Antidepressants and aspirin don’t mix, a new study suggests.
Researchers found that painkillers such as aspirin and ibuprofen appear to decrease the effectiveness of a popular class of antidepressants that includes Prozac and Celexa.
The finding, published Monday, may help explain why even the most effective antidepressants don’t work for everyone. At best only about two-thirds of patients respond effectively to Celexa and other selective serotonin reuptake inhibitors, or SSRIs.
Non-steroidal anti-inflammatory drugs, or NSAIDs, are a widely used class of pain medicines and include aspirin and ibuprofen but not acetominephen.
“It appears there’s a very strong antagonistic relationship between NSAIDs and SSRIs,” said Jennifer Warner-Schmidt, first author of the study and a researcher at Rockefeller University in New York. “This may be one reason why the response rate [in patients of SSRIs] is so low.”
The finding, which need to be confirmed in further studies, was published in the journal Proceedings of the National Academy of Sciences.
It isn’t clear from the study whether taking ibuprofen for an occasional headache is enough to blunt the effect of an antidepressant or whether it takes long-term use for a condition such as arthritis for there to be an inhibitory effect.
Major depression is estimated to affect 16.5% of U.S. adults over their lifetime, according to the National Institute of Mental Health.
Antidepressants, the bulk of which are SSRIs, were the second most popular drug class prescribed in the U.S. last year, netting $11.6 billion in sales, according to IMS Health, which tracks pharmaceutical sales.
There were 253 million prescriptions for antidepressants in the U.S. in 2010.
The Rockefeller researchers initially looked at changes of a biochemical marker of depression in mice when the animals were consistently given an SSRI, an anti-inflammatory or both medicines.
They figured if there was any effect from combining the two, it would have been to improve depressive symptoms since inflammation, an immune system response to infection, it thought to worsen or even cause depression in some people, Dr. Warner-Schmidt said.
Instead, they found that mice given a combination regimen had a dampened response—and sometimes no response—to the antidepressant compared to the group that got the SSRI alone. Mice who received just the anti-inflammatory didn’t show any change in the protein marker, called p11.
The researchers then looked to see if there was any evidence of this effect in humans. By examining data from an already-completed 4,000-patient large clinical trial of depressed patients known as STAR*D, they found that there was indeed a significant difference. Depressive symptoms—such as feeling down, crying more frequently than usual or having decreased appetite—in patients who took Celexa went away 55% of the time, but that rate dropped to 45% in individuals who reported they also had taken an anti-inflammatory.

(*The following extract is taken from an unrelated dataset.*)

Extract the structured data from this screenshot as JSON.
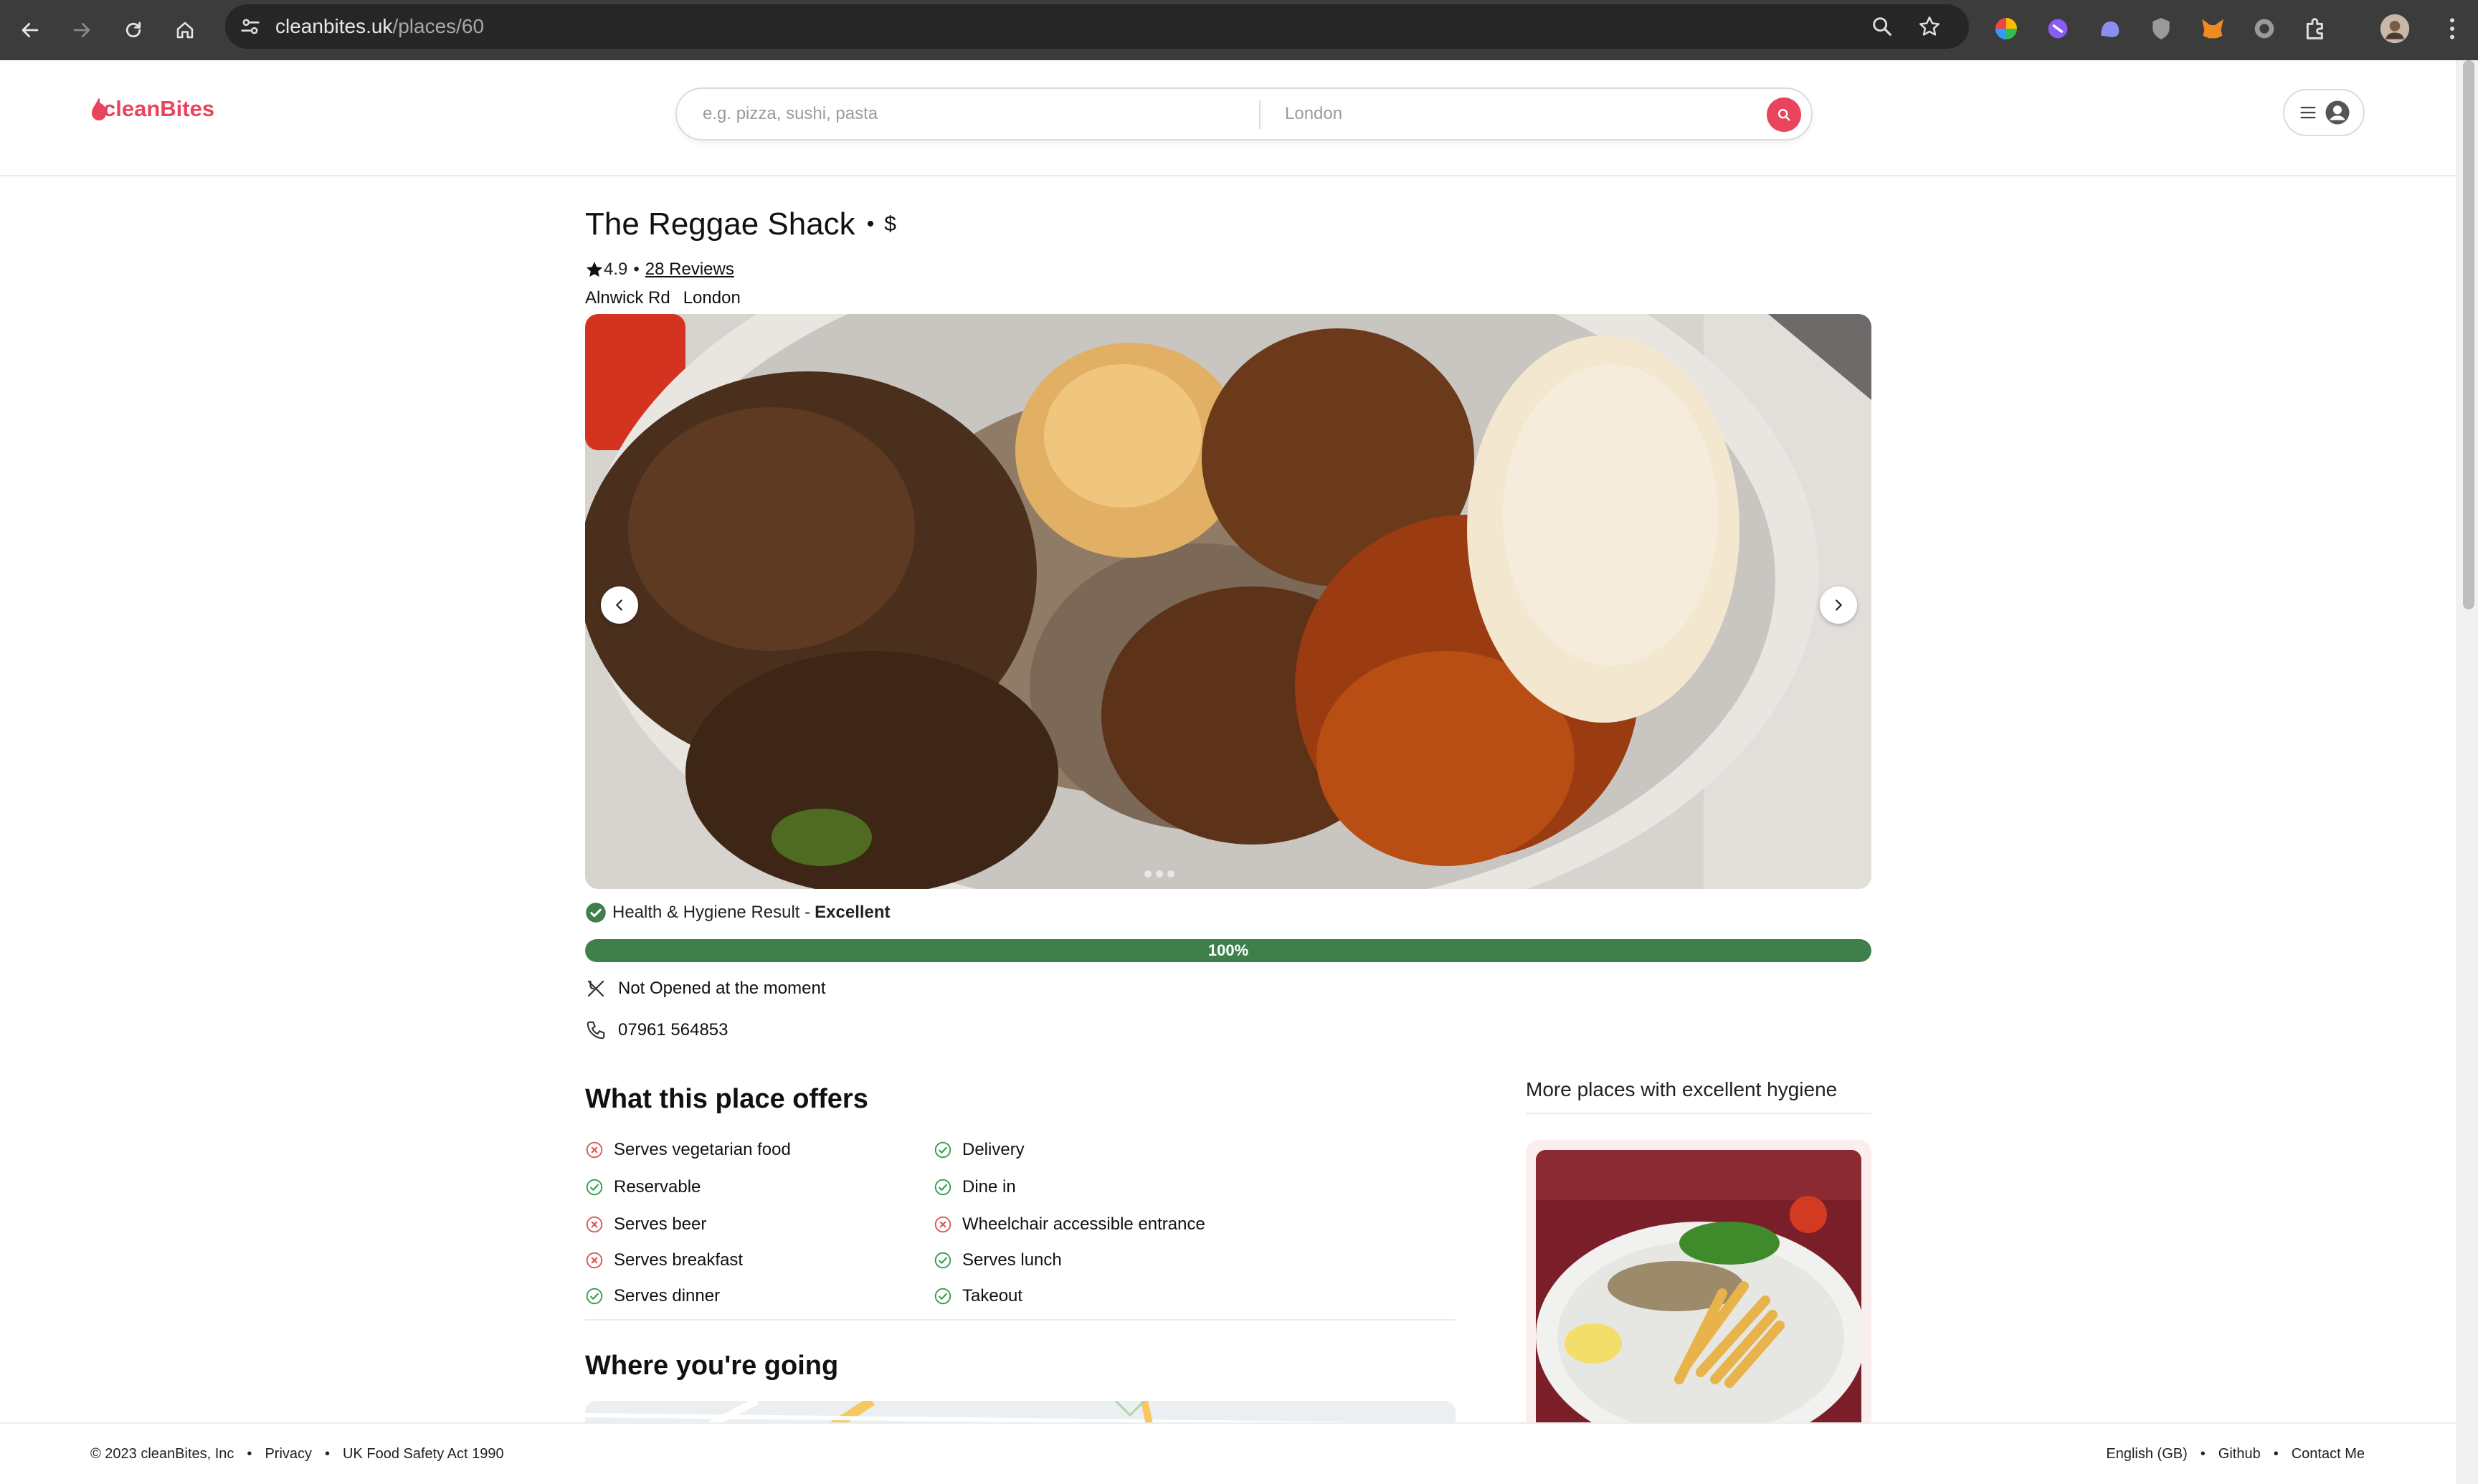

The results, though preliminary and in need of replication, suggest that there could be clinical implications for patients who take both types of medications, experts said.
“If it’s substantiated in further studies, it would certainly imply we would have to use a different treatment for patients who are chronically taking NSAIDs,” like those with arthritis, said Steve Wengel, a depression researcher and chair of the University of Nebraska Medical Center psychiatry department who wasn’t involved with the current study.
But Dr. Wengel said that physical pain can make depression worse so patients taking both types of medicines may have harder-to-treat depressions.
The Rockefeller researchers plan to carry out a study that follows human SSRI users over time—some taking NSAIDS and some not—to better investigate the issue.
Madhukar Trivedi, who co-led the STAR*D trial and wasn’t involved in the new study, called the mouse data “clearly compelling” and the STAR*D analysis “very fascinating” but in need of follow-up.
Dr. Trivedi, a psychiatry professor at the University of Texas Southwestern Medical Center, Dallas, said he wouldn’t routinely urge depressed patients to stop taking an NSAID based on the findings, but if they weren’t responding well to the SSRI, he would evaluate whether they needed the painkiller.
Patients who are taking these medicines shouldn’t stop them on their own, experts said, and should talk to their doctor if they have concerns.
It isn’t clear why NSAIDs suppress the effect of SSRIs, but it could be simply an interaction between the drugs where NSAIDs prevent SSRIs from reaching the brain, the researchers said.
“Physicians should consider the advantages and disadvantages of giving an anti-inflammatory with the antidepressant depending on how severe the pain is and how depressed they are,” said Paul Greengard, senior author on the paper and head of the molecular and cellular neuroscience lab at Rockefeller.